According to Mr. Mohanty once it has been found; that no annual general meeting of the Company was held, in pursuance of the requirements of Section 166, the question of laying the balance sheet or the profit and loss account does not arise, and consequently there can be no separate conviction under Sub-section (5) of Section 210 apart from the conviction under Section 168 of the Companies. Act.

7. In my opinion this argument cannot prevail. Firstly, an offence under Section 168 of the Companies Act is distinct from the offence under Section 210(5) of the Act. The former deals with omission to call an annual General meeting of the Company within the statutory period. The latter deals with omission of the director of a company to take all reasonable steps to lay the balance-sheet and profit and loss account at the annual General meeting. Reasonable steps for laying the profit and loss account and balance-sheet could be taken even before the actual date on which such meeting is held and where there is omission to take such steps the offence under Sub-section (5) of Section 210 is complete.

The principle of Section 26 of the General Clauses Act would apply if the same act or omission amounts to an offence under two enactments, in which case though there may be separate trials there may not be two separate sentences. But where it is held that the act or omission which constitutes the offence under Section 168 of the Companies Act is distinct from the act or omission which constitutes the offence under Section 210(5),the aforesaid provision in the General Clauses Act cannot apply, and it is immaterial as to whether the contravention of section 210 was brought about on account of the commission of the offence under Section 168 by the same persons.

8. Moreover, it is well known principle that a person should not be permitted to take advantage of his own wrong. The Managing Director was primarily responsible for calling a general meeting of the Company, and having failed to call such a meeting and thereby contravened Section 166, he cannot be permitted to take advantage of this omission, and then plead that he could not lay the balance-sheet or profit and loss account be-cause no meeting was called.
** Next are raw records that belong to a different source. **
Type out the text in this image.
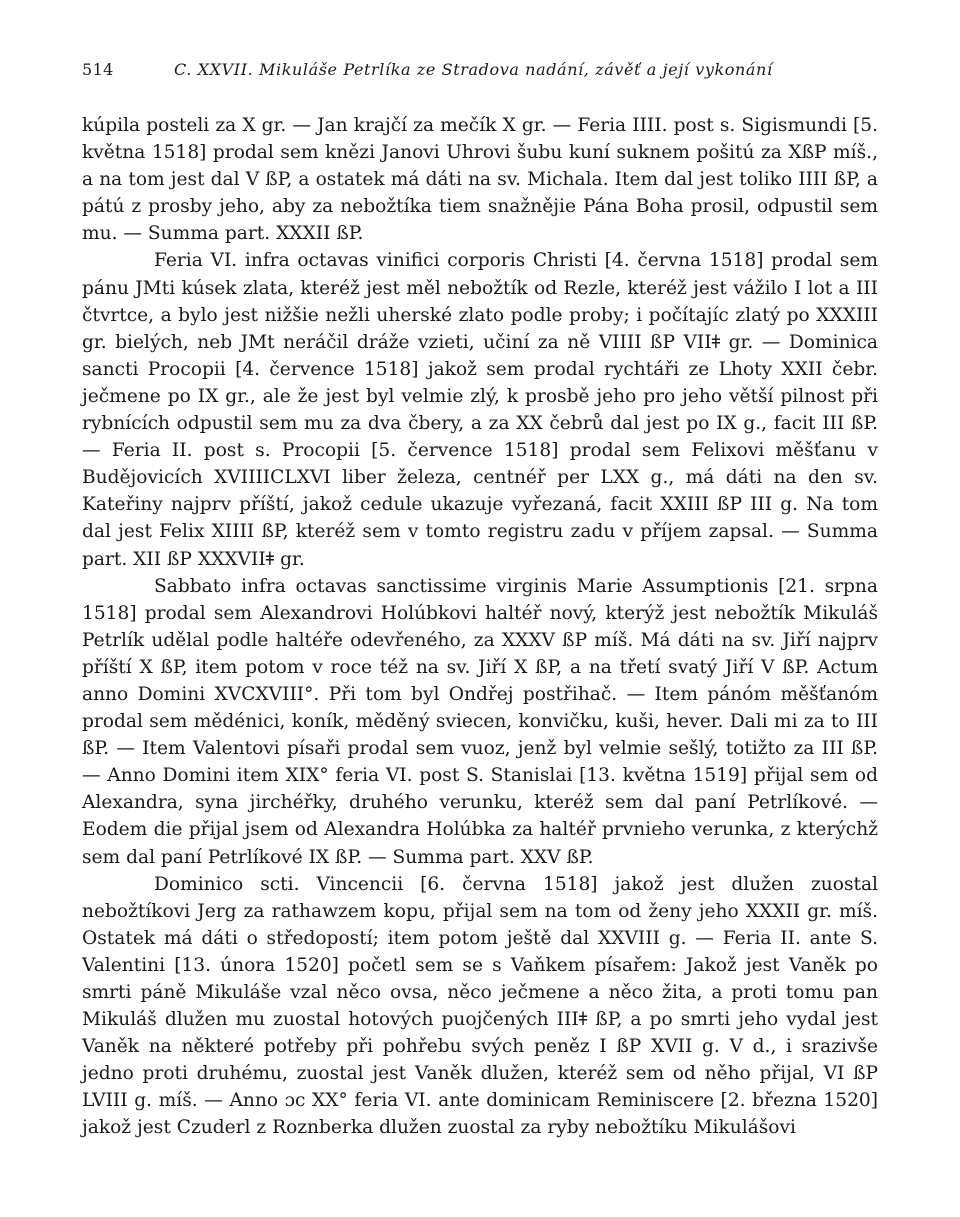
514	C. XXVII. Mikuláše Petrlíka ze Stradova nadání, závěť a její vykonání

kúpila posteli za X gr. — Jan krajčí za mečík X gr. — Feria IIII. post s. Sigismundi [5. května 1518] prodal sem knězi Janovi Uhrovi šubu kuní suknem pošitú za XßP míš., a na tom jest dal V ßP, a ostatek má dáti na sv. Michala. Item dal jest toliko IIII ßP, a pátú z prosby jeho, aby za nebožtíka tiem snažnějie Pána Boha prosil, odpustil sem mu. — Summa part. XXXII ßP.

Feria VI. infra octavas vinifici corporis Christi [4. června 1518] prodal sem pánu JMti kúsek zlata, kteréž jest měl nebožtík od Rezle, kteréž jest vážilo I lot a III čtvrtce, a bylo jest nižšie nežli uherské zlato podle proby; i počítajíc zlatý po XXXIII gr. bielých, neb JMt neráčil dráže vzieti, učiní za ně VIIII ßP VIIǂ gr. — Dominica sancti Procopii [4. července 1518] jakož sem prodal rychtáři ze Lhoty XXII čebr. ječmene po IX gr., ale že jest byl velmie zlý, k prosbě jeho pro jeho větší pilnost při rybnících odpustil sem mu za dva čbery, a za XX čebrů dal jest po IX g., facit III ßP. — Feria II. post s. Procopii [5. července 1518] prodal sem Felixovi měšťanu v Budějovicích XVIIIICLXVI liber železa, centnéř per LXX g., má dáti na den sv. Kateřiny najprv příští, jakož cedule ukazuje vyřezaná, facit XXIII ßP III g. Na tom dal jest Felix XIIII ßP, kteréž sem v tomto registru zadu v příjem zapsal. — Summa part. XII ßP XXXVIIǂ gr.

Sabbato infra octavas sanctissime virginis Marie Assumptionis [21. srpna 1518] prodal sem Alexandrovi Holúbkovi haltéř nový, kterýž jest nebožtík Mikuláš Petrlík udělal podle haltéře odevřeného, za XXXV ßP míš. Má dáti na sv. Jiří najprv příští X ßP, item potom v roce též na sv. Jiří X ßP, a na třetí svatý Jiří V ßP. Actum anno Domini XVCXVIII°. Při tom byl Ondřej postřihač. — Item pánóm měšťanóm prodal sem mědénici, koník, měděný sviecen, konvičku, kuši, hever. Dali mi za to III ßP. — Item Valentovi písaři prodal sem vuoz, jenž byl velmie sešlý, totižto za III ßP. — Anno Domini item XIX° feria VI. post S. Stanislai [13. května 1519] přijal sem od Alexandra, syna jirchéřky, druhého verunku, kteréž sem dal paní Petrlíkové. — Eodem die přijal jsem od Alexandra Holúbka za haltéř prvnieho verunka, z kterýchž sem dal paní Petrlíkové IX ßP. — Summa part. XXV ßP.

Dominico scti. Vincencii [6. června 1518] jakož jest dlužen zuostal nebožtíkovi Jerg za rathawzem kopu, přijal sem na tom od ženy jeho XXXII gr. míš. Ostatek má dáti o středopostí; item potom ještě dal XXVIII g. — Feria II. ante S. Valentini [13. února 1520] početl sem se s Vaňkem písařem: Jakož jest Vaněk po smrti páně Mikuláše vzal něco ovsa, něco ječmene a něco žita, a proti tomu pan Mikuláš dlužen mu zuostal hotových puojčených IIIǂ ßP, a po smrti jeho vydal jest Vaněk na některé potřeby při pohřebu svých peněz I ßP XVII g. V d., i srazivše jedno proti druhému, zuostal jest Vaněk dlužen, kteréž sem od něho přijal, VI ßP LVIII g. míš. — Anno ɔc XX° feria VI. ante dominicam Reminiscere [2. března 1520] jakož jest Czuderl z Roznberka dlužen zuostal za ryby nebožtíku Mikulášovi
This well known principle was emphasised in Park v. Lawton, (1911) 1 K3 588, and has been followed in India in a Calcutta decision reported in Debendra Nath v. Registrar of Joint Stock Companies, 45 Cal 486 : (AIR 1917 Cal 1) followed in In re G. Appayya, AIR 1952 Mad 800 and in Viswananathan v. Asst. Registrar of Joint Stock Companies, AIR 1953 Mad 558 while construing the corresponding provision of the old Companies Act of 1913 (Sections 76 and 133).

Mr. Mohanty then relied on some observation in AIR 1937 Mad 341 but that case is fundamentally distinguishable on facts, and hence it is unnecessary to discuss this point further. I must accordingly hold that the conviction of the managing director for the offence under Section 210(5) was justified in law. The sentence is also not severe.

9. All the revision petitions are dismissed.